Roger Bacon: Doctor Mirabilis
J.J.N. McGurk profiles Roger Bacon; a 13-century Franciscan, with a reputation as a necromancer, who showed a remarkable combination at Oxford and in Paris of philosophic and scientific gifts.
A stern and bitter critic of his contemporaries, a stormy petrel in his Order, the Franciscans, a crank in thirteenth-century philosophic circles, a bold innovator in experimental science, brilliant teacher, theologian and scientist, Roger Bacon was all of these and more. Yet many of his writings were condemned and soon went into oblivion, so that within a century of his death the only reputation he gained was as a magician, and this endured until the seventeenth century.
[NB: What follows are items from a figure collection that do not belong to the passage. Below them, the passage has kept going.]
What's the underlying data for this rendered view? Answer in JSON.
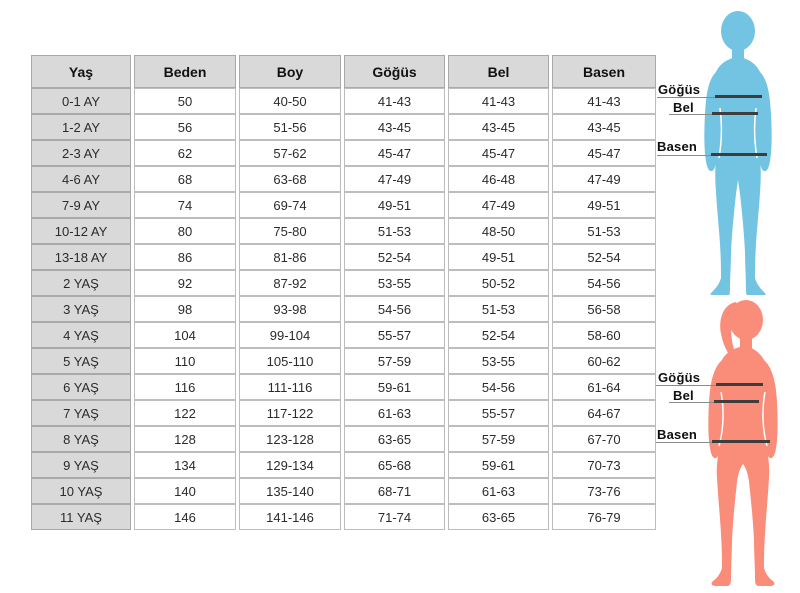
{
  "chart_data": {
    "type": "table",
    "columns": [
      "Yaş",
      "Beden",
      "Boy",
      "Göğüs",
      "Bel",
      "Basen"
    ],
    "rows": [
      [
        "0-1 AY",
        "50",
        "40-50",
        "41-43",
        "41-43",
        "41-43"
      ],
      [
        "1-2 AY",
        "56",
        "51-56",
        "43-45",
        "43-45",
        "43-45"
      ],
      [
        "2-3 AY",
        "62",
        "57-62",
        "45-47",
        "45-47",
        "45-47"
      ],
      [
        "4-6 AY",
        "68",
        "63-68",
        "47-49",
        "46-48",
        "47-49"
      ],
      [
        "7-9 AY",
        "74",
        "69-74",
        "49-51",
        "47-49",
        "49-51"
      ],
      [
        "10-12 AY",
        "80",
        "75-80",
        "51-53",
        "48-50",
        "51-53"
      ],
      [
        "13-18 AY",
        "86",
        "81-86",
        "52-54",
        "49-51",
        "52-54"
      ],
      [
        "2 YAŞ",
        "92",
        "87-92",
        "53-55",
        "50-52",
        "54-56"
      ],
      [
        "3 YAŞ",
        "98",
        "93-98",
        "54-56",
        "51-53",
        "56-58"
      ],
      [
        "4 YAŞ",
        "104",
        "99-104",
        "55-57",
        "52-54",
        "58-60"
      ],
      [
        "5 YAŞ",
        "110",
        "105-110",
        "57-59",
        "53-55",
        "60-62"
      ],
      [
        "6 YAŞ",
        "116",
        "111-116",
        "59-61",
        "54-56",
        "61-64"
      ],
      [
        "7 YAŞ",
        "122",
        "117-122",
        "61-63",
        "55-57",
        "64-67"
      ],
      [
        "8 YAŞ",
        "128",
        "123-128",
        "63-65",
        "57-59",
        "67-70"
      ],
      [
        "9 YAŞ",
        "134",
        "129-134",
        "65-68",
        "59-61",
        "70-73"
      ],
      [
        "10 YAŞ",
        "140",
        "135-140",
        "68-71",
        "61-63",
        "73-76"
      ],
      [
        "11 YAŞ",
        "146",
        "141-146",
        "71-74",
        "63-65",
        "76-79"
      ]
    ]
  },
  "figures": {
    "child": {
      "color": "#72c4e2",
      "labels": {
        "chest": "Göğüs",
        "waist": "Bel",
        "hip": "Basen"
      }
    },
    "woman": {
      "color": "#f98d79",
      "labels": {
        "chest": "Göğüs",
        "waist": "Bel",
        "hip": "Basen"
      }
    }
  },
  "colors": {
    "header_bg": "#d9d9d9",
    "border": "#bdbdbd",
    "measure_line": "#3d3d3d",
    "child_fill": "#72c4e2",
    "woman_fill": "#f98d79"
  }
}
Bacon was accredited with all sorts of magical achievements in the popular imagination because of his advanced thinking on the need for experimental science and its practical possibilities. Legends of his league with the devil gathered momentum by the beginning of the fourteenth century and appear as late as the sixteenth century in Robert Greene’s comedy Friar Bacon and Friar Bungay.
By the end of the sixteenth century only three of his more minor works had been printed; and it may well be that one of these treatises ‘on the marvellous power of art and nature’ gave him this enduring reputation for magical powers and mechanical inventions.